Shares of Johor-based Denko Industrial Corp Bhd — known as ATA IMS Bhd since July — would probably have remained under the radar of investors if not for Singaporean businessman Datuk Seri James Foo Chee Juan’s audacious voluntary takeover offer early last year.
In hindsight, some Denko shareholders may wish they had held on to their shares a little longer rather than selling them off, or accepting Foo’s revised takeover offer of 60 sen a share in February last year. By then, his wholly-owned Oregon Technology Sdn Bhd already controlled more than 52% of the company.
Those familiar with the company would remember the subsequent reverse takeover of sorts in October last year, which saw Denko acquiring larger rival Integrated Manufacturing Solutions Sdn Bhd (IMS) for RM1.19 billion, satisfied via the issuance of 1.03 billion new shares in Denko at RM1.15 each. The purchase price for the related-party transaction was 8.9 times Denko’s market value of RM133.72 million at the time.
With IMS, the enlarged Denko became a top three electronic manufacturing services (EMS) player on Bursa Malaysia, along with SKP Resources and VS Industry Bhd. IMS’ clients include a global household appliance maker — another reason that stoked investors’ interest.

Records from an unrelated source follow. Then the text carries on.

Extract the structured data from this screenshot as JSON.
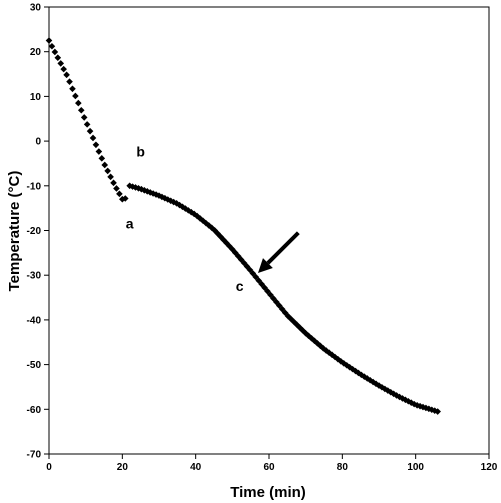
{
  "chart_data": {
    "type": "scatter",
    "title": "",
    "xlabel": "Time (min)",
    "ylabel": "Temperature (°C)",
    "xlim": [
      0,
      120
    ],
    "ylim": [
      -70,
      30
    ],
    "xticks": [
      0,
      20,
      40,
      60,
      80,
      100,
      120
    ],
    "yticks": [
      30,
      20,
      10,
      0,
      -10,
      -20,
      -30,
      -40,
      -50,
      -60,
      -70
    ],
    "grid": false,
    "legend": "none",
    "marker_color": "#000000",
    "segments": [
      {
        "x_start": 0,
        "x_end": 20,
        "step": 0.8,
        "profile": "cooling",
        "points": [
          [
            0,
            22.5
          ],
          [
            5,
            14.5
          ],
          [
            10,
            4.5
          ],
          [
            15,
            -5
          ],
          [
            18,
            -10
          ],
          [
            20,
            -13
          ],
          [
            21,
            -12.8
          ]
        ]
      },
      {
        "x_start": 22,
        "x_end": 106,
        "step": 0.8,
        "profile": "cooling",
        "points": [
          [
            22,
            -10
          ],
          [
            25,
            -10.7
          ],
          [
            30,
            -12.2
          ],
          [
            35,
            -14
          ],
          [
            40,
            -16.5
          ],
          [
            45,
            -19.8
          ],
          [
            50,
            -24.2
          ],
          [
            55,
            -29
          ],
          [
            60,
            -34
          ],
          [
            65,
            -39
          ],
          [
            70,
            -43
          ],
          [
            75,
            -46.5
          ],
          [
            80,
            -49.5
          ],
          [
            85,
            -52.2
          ],
          [
            90,
            -54.7
          ],
          [
            95,
            -57
          ],
          [
            100,
            -59
          ],
          [
            106,
            -60.5
          ]
        ]
      }
    ],
    "annotations": [
      {
        "text": "a",
        "x": 22,
        "y": -19.5
      },
      {
        "text": "b",
        "x": 25,
        "y": -3.5
      },
      {
        "text": "c",
        "x": 52,
        "y": -33.5
      }
    ],
    "arrow": {
      "from": [
        68,
        -20.5
      ],
      "to": [
        57,
        -29.5
      ]
    }
  }
}
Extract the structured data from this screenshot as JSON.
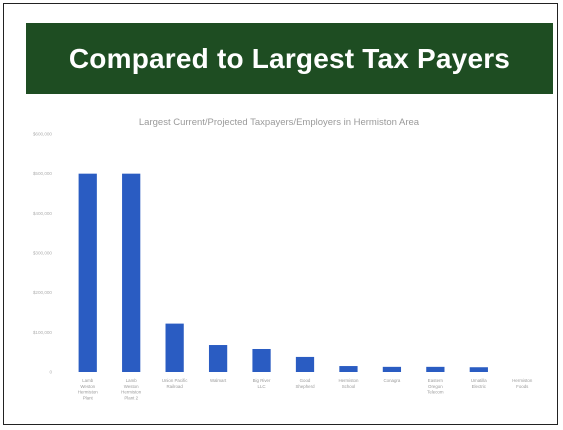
{
  "slide": {
    "title": "Compared to Largest Tax Payers"
  },
  "colors": {
    "banner": "#1e4d22",
    "bar": "#2a5cc2"
  },
  "chart_data": {
    "type": "bar",
    "title": "Largest Current/Projected Taxpayers/Employers in Hermiston Area",
    "xlabel": "",
    "ylabel": "",
    "ylim": [
      0,
      600000
    ],
    "yticks": [
      {
        "value": 0,
        "label": "0"
      },
      {
        "value": 100000,
        "label": "$100,000"
      },
      {
        "value": 200000,
        "label": "$200,000"
      },
      {
        "value": 300000,
        "label": "$300,000"
      },
      {
        "value": 400000,
        "label": "$400,000"
      },
      {
        "value": 500000,
        "label": "$500,000"
      },
      {
        "value": 600000,
        "label": "$600,000"
      }
    ],
    "categories": [
      [
        "Lamb",
        "Weston",
        "Hermiston",
        "Plant"
      ],
      [
        "Lamb",
        "Weston",
        "Hermiston",
        "Plant 2"
      ],
      [
        "Union Pacific",
        "Railroad"
      ],
      [
        "Walmart"
      ],
      [
        "Big River",
        "LLC"
      ],
      [
        "Good",
        "Shepherd"
      ],
      [
        "Hermiston",
        "School"
      ],
      [
        "Conagra"
      ],
      [
        "Eastern",
        "Oregon",
        "Telecom"
      ],
      [
        "Umatilla",
        "Electric"
      ],
      [
        "Hermiston",
        "Foods"
      ]
    ],
    "values": [
      500000,
      500000,
      122000,
      68000,
      58000,
      38000,
      15000,
      13000,
      13000,
      12000,
      0
    ],
    "grid": false,
    "legend": "none"
  }
}
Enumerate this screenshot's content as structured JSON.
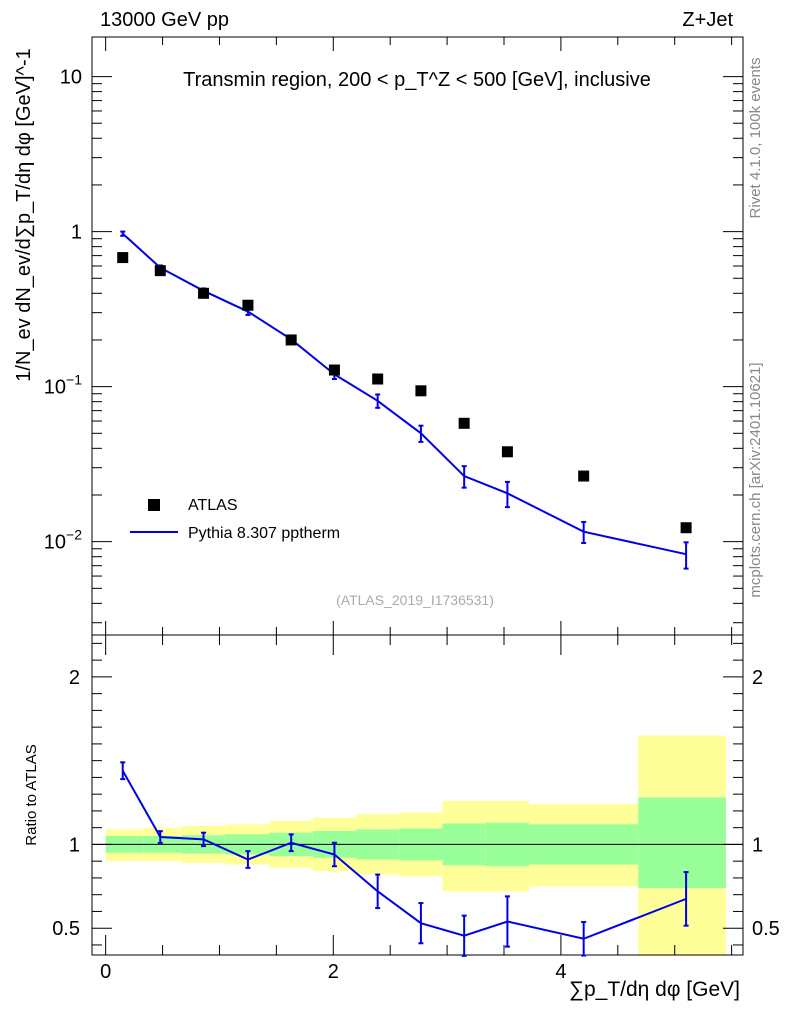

By mid-January this year, Denko shares reached as high as RM2 apiece intra-day and remained near RM1.80 at the time of writing, giving the company a market capitalisation of just over RM2 billion. During the evaluation period of June 30, 2015, to June 29, 2018, alone, its shares gained more than 450% to RM1.43, which translates into a three-year compound annual growth rate (CAGR) of 76.52% — the highest total return among The Edge-BRC member companies in the industrial products and services sector.
At the time of writing, two research houses had a “buy” recommendation on ATA IMS with a target price of RM2 while a third house had a “hold”, with the fair value at RM1.83. It remains to be seen if the company can indeed beat its highest close to date of RM1.95 on Jan 18.
To recap, Foo, 56, was appointed executive chairman and executive director of Denko in March last year, before its name was changed to ATA IMS in July this year.
In the red just two years ago, ATA IMS is now looking to chart record-breaking top and bottom-line figures for the financial year ending March 31, 2019 (FY2019), on a surge of box-built orders from existing customers. Acquiring IMS — a company co-owned by Foo and CEO Datuk Fong Chiu Wan — provided the EMS player a swift boost in earnings as it was able to tap the former’s key customer.
Prior to the completion of the acquisition in February, Denko posted a net loss of RM11.34 million in FY2017 on the back of RM101.6 million in revenue. For the full FY2018, Denko’s net profit grew 16.9% year on year to RM92.51 million while revenue increased 27.2% to RM2.31 billion. It is worth noting that ATA IMS intends to declare a maiden dividend in FY2019 and to pay out at least 35% of its profit.
To improve efficiency and quality through automation, it will allocate RM75 million to RM100 million in capital investment annually for machinery and equipment, to be funded through a combination of internal funds and bank borrowings.
“For FY2019, the growth momentum is still there, but at the same time, we have to look for something in FY2020. We are looking at other business opportunities to grow our revenue in case of any negative sentiment in the market,” Foo told The Edge Financial Daily in July.
Foo said ATA IMS will continue to expand and improve its production capabilities and operational efficiencies despite current economic challenges as it expects a higher volume of orders from existing customers. Interestingly, Foo described Denko’s share price performance as “very reflective”. “Compared with our peers, I think we are still in good shape. We are comfortable with our current share price,” he said.